Les scientifiques ont montré que les bébés de mères souffrant d'anxiété ou de dépression présentent des signes physiologiquement plus forts de stress que les bébés de mères en bonne santé, lorsqu'ils sont soumis à un test de stress standard. Ces bébés présentent une fréquence cardiaque considérablement accrue, ce qui, selon les chercheurs, pourrait entraîner des stress émotionnels imprimés à mesure que l'enfant grandit.
L'interaction de la mère et de l'enfant, en particulier dans les premiers mois de la vie, joue un rôle énorme dans un développement sain. Certaines mères, en particulier celles qui souffrent de troubles de l'humeur tels que la dépression, l'anxiété ou la dépression post-natale, ont des difficultés à réguler l'affection négative du nourrisson, qui est censée créer des insécurités chez les enfants à mesure qu'ils vieillissent.
Les troubles de l'humeur (tels que (irritabilité, changement d'humeur, dépression légère) sont fréquents pendant la grossesse et la période post-partum, survenant chez 10 à 20% des femmes.
L'effet des mères « émotionnellement distantes » pour les nourrissons a été démontré dans le célèbre « Still Face Test » (voir notes), conçu pour la première fois dans les années 1970; Les mères ont été invitées à interagir de manière ludique avec leurs bébés, puis à passer une période où elles «masquent» toute interaction, avant de reprendre le contact normal.
Au cours de la deuxième phase (épisode Still-Face), les bébés ont montré une émotivité négative accrue ainsi qu'une réduction de l'engagement social et des comportements d'évitement.
Or dans une constatation préliminaire, des chercheurs allemands ont montré que pendant la période où la mère retire l'attention, les bébés de mères anxieuses ou déprimées avaient une augmentation significative de la fréquence cardiaque, en moyenne 8 battements par minute de plus que celle des bébés de mères en bonne santé.
Ces bébés ont également été classés par leurs mères comme ayant un tempérament plus difficile que les bébés en bonne santé.

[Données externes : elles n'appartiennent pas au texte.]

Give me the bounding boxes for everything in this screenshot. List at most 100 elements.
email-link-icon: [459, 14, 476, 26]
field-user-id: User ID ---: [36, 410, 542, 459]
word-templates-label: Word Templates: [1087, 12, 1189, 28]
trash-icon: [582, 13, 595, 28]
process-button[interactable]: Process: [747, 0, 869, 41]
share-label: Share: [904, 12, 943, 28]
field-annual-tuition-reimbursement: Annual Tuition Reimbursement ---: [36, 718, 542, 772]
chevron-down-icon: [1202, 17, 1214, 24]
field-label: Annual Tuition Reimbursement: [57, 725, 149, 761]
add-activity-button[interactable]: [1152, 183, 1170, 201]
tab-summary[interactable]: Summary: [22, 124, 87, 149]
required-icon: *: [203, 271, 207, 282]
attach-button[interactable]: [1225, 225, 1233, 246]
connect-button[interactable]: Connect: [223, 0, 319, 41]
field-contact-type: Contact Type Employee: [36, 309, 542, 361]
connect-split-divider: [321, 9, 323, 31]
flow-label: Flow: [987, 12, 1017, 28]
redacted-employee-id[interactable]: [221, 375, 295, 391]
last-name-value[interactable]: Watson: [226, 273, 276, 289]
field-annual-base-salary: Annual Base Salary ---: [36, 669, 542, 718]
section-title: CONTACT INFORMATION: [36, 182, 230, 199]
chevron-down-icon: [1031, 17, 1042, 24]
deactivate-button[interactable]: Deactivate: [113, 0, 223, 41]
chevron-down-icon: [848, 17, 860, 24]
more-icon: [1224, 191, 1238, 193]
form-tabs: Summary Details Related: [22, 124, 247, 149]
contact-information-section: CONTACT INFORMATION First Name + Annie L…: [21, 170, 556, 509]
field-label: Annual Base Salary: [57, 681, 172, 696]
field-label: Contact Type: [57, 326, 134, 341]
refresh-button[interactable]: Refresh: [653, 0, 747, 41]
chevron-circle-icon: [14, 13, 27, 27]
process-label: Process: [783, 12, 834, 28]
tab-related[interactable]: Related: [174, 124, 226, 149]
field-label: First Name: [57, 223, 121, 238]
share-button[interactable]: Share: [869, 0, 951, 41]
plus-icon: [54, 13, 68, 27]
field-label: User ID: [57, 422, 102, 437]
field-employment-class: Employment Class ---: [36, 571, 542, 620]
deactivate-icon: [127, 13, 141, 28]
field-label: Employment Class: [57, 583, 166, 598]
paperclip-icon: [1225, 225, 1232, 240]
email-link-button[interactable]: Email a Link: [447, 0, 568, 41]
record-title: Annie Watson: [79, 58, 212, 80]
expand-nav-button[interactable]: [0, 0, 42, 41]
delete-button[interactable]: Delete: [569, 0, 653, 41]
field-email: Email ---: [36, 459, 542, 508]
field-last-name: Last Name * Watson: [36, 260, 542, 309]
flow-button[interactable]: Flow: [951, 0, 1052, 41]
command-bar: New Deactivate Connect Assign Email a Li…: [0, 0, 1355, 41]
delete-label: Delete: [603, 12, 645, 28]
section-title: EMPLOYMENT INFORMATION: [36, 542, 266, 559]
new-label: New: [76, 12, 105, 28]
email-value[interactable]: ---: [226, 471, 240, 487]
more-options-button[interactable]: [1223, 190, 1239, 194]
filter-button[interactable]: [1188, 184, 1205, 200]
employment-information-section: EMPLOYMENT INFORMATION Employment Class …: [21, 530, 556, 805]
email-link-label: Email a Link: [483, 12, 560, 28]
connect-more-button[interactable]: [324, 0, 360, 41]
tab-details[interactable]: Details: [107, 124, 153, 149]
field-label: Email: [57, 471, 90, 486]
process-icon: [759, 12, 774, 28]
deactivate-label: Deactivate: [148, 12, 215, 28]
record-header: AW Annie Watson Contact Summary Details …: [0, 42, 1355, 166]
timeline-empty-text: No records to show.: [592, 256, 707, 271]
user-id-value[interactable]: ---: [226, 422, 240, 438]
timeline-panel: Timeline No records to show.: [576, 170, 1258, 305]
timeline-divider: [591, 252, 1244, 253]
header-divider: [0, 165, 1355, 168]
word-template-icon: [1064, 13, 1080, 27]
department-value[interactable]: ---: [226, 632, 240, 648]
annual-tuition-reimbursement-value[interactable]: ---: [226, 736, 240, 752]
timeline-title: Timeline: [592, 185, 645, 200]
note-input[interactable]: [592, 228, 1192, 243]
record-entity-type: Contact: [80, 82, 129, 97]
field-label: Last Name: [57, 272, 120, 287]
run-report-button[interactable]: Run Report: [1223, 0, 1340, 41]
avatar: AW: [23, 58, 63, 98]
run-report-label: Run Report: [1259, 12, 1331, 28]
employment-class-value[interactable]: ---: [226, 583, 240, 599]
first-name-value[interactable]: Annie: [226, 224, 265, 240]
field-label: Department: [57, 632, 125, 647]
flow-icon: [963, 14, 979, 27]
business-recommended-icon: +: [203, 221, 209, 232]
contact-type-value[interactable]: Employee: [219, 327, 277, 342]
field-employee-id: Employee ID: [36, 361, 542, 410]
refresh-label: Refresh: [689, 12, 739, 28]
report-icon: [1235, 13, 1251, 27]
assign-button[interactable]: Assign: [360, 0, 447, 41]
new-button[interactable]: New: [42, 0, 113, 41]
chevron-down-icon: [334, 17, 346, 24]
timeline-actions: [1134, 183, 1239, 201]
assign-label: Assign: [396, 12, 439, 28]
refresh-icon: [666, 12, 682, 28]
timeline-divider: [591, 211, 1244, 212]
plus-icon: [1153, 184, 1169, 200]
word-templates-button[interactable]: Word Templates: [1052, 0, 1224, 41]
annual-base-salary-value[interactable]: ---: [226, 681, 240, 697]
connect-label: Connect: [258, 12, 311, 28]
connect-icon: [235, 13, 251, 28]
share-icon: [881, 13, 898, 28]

À notre connaissance, c'est l'une des premières fois que cet effet physique est observé chez des nourrissons de 3 mois. Cela peut alimenter d'autres systèmes de stress physiologique conduisant à des problèmes psychologiques imprimés. «
Fabio Blanco-Dormond, chercheur, Université de Heidelberg
Les chercheurs ont recruté un total de 50 mères et leurs bébés: 20 mères souffrant de dépression ou de troubles anxieux au moment de la naissance et 30 témoins sains.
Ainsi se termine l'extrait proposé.